Outre la différenciation géographique au sein de l’Arménie, je voudrais également souligner la diversité thématique. Par exemple, cette année, l’OIF a mené une mission d’évaluation sur la lutte contre la désinformation, en coopération avec le bureau régional de l’OIF situé à Bucarest. La coopération économique joue aussi un rôle important.

Par ailleurs l’Arménie est présente sur TV5Monde, première chaîne télévisée généraliste mondiale en langue française et dont la Suisse est l'un des pays fondateurs. TV5Monde a l’ambition d’être l’expression de l’espace francophone, dans toute sa diversité. Elle a diffusé des programmes sur la Géorgie et l’Arménie, sur l’Arménie et la Francophonie.

La Géorgie, si elle fait partie du GAF, n'a toutefois que le statut d’observateur au sein de l'OIF, l’Azerbaïdjan par contre n'y tient aucun rôle.

Pour conclure, quelles sont les ambitions francophones de l’Arménie ?

En général, les autorités arméniennes seraient bien sûr mieux placées pour répondre à cette question. Les Jeux de la Francophonie 2027 auront lieu à Erevan, c’est certainement une priorité pour l’Arménie. Il s’agira d’un événement d’une toute autre envergure. Et nous nous en réjouissons.

Pour autant que je puisse commenter cela « de l’extérieur », l’Arménie apprécie l’OIF aussi comme organisation politique. Il convient de noter que l’Arménie a joué un rôle important dans l’OIF. Elle en a eu la présidence pendant le COVID. Le Sommet de la Francophonie a eu lieu à Erevan en 2018. Pour résumer cela, l’Arménie a contribué fortement à l’OIF, bien plus que la taille du pays ne le laisse deviner.

Pour l’Arménie, l’OIF représente l’une des organisations internationales dont les valeurs fondamentales sont importantes dans le contexte des tensions avec l’Azerbaïdjan. Par exemple, j’aimerais rappeler que la Secrétaire générale de l’OIF, Louise Mushikiwabo, a souligné en octobre dernier « la nécessité de protéger le patrimoine culturel et religieux arménien dans les régions du Haut-Karabakh ». Cette déclaration a été saluée en Arménie. L’OIF joue aussi un rôle de protecteur de la culture.

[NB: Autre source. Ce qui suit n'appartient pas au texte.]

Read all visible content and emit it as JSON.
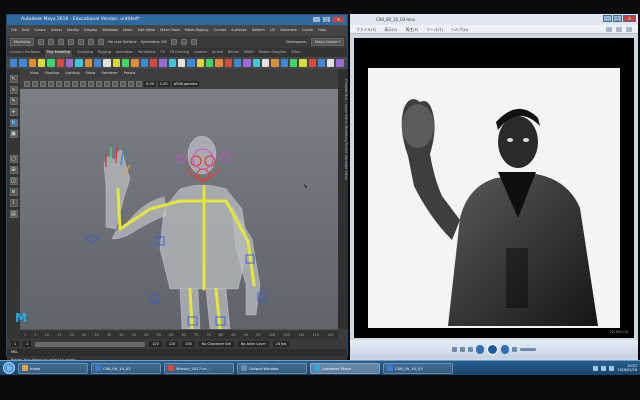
{
  "maya": {
    "title": "Autodesk Maya 2016 - Educational Version: untitled*",
    "menus": [
      "File",
      "Edit",
      "Create",
      "Select",
      "Modify",
      "Display",
      "Windows",
      "Mesh",
      "Edit Mesh",
      "Mesh Tools",
      "Mesh Display",
      "Curves",
      "Surfaces",
      "Deform",
      "UV",
      "Generate",
      "Cache",
      "Help"
    ],
    "mode": "Modeling",
    "no_live_surface": "No Live Surface",
    "symmetry": "Symmetry: Off",
    "workspace_label": "Workspace:",
    "workspace": "Maya Classic*",
    "shelf_tabs": [
      "Curves / Surfaces",
      "Poly Modeling",
      "Sculpting",
      "Rigging",
      "Animation",
      "Rendering",
      "FX",
      "FX Caching",
      "Custom",
      "Arnold",
      "Bifrost",
      "MASH",
      "Motion Graphics",
      "XGen"
    ],
    "active_shelf": "Poly Modeling",
    "panel_menus": [
      "View",
      "Shading",
      "Lighting",
      "Show",
      "Renderer",
      "Panels"
    ],
    "panel_values": [
      "0.00",
      "1.00"
    ],
    "color_space": "sRGB gamma",
    "right_tabs": "Channel Box / Layer Editor   Modelling Toolkit   Attribute Editor",
    "time_ticks": [
      "1",
      "5",
      "10",
      "15",
      "20",
      "25",
      "30",
      "35",
      "40",
      "45",
      "50",
      "55",
      "60",
      "65",
      "70",
      "75",
      "80",
      "85",
      "90",
      "95",
      "100",
      "105",
      "110",
      "115",
      "120"
    ],
    "range_start": "1",
    "range_inner_start": "1",
    "range_inner_end": "120",
    "range_end": "120",
    "range_max": "200",
    "character_set": "No Character Set",
    "anim_layer": "No Anim Layer",
    "fps": "24 fps",
    "cmd_label": "MEL",
    "help_line": "Rotate Tool: Select an object to rotate."
  },
  "player": {
    "title": "C08_09_10_03.mov",
    "menus": [
      "ファイル(F)",
      "表示(V)",
      "再生(P)",
      "ツール(T)",
      "ヘルプ(H)"
    ],
    "caption": "C08_09_10.C0010_com",
    "timestamp": "2016/01/18"
  },
  "taskbar": {
    "tasks": [
      {
        "label": "Inbox",
        "color": "#e7a33a"
      },
      {
        "label": "C08_09_10_02",
        "color": "#3a7bd5"
      },
      {
        "label": "Winscp_2017.m...",
        "color": "#d44b3a"
      },
      {
        "label": "Output Window",
        "color": "#6c8eb3"
      },
      {
        "label": "Autodesk Maya",
        "color": "#2aa8e0"
      },
      {
        "label": "C08_09_10_03",
        "color": "#3a7bd5"
      }
    ],
    "time": "10:57",
    "date": "2016/01/18"
  },
  "colors": {
    "maya_accent": "#27a9e1",
    "rig_yellow": "#e6e63a",
    "rig_red": "#e0403a",
    "titlebar": "#2e6aa0"
  }
}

L'engagement francophone de l’Arménie témoigne de son désir de renforcer ses liens internationaux et de promouvoir des valeurs communes de diversité et de solidarité. Les défis à venir, tels que l'organisation des Jeux de la Francophonie 2027, sont de belles opportunités pour consolider ces efforts et démontrer l'importance de la Francophonie dans la région.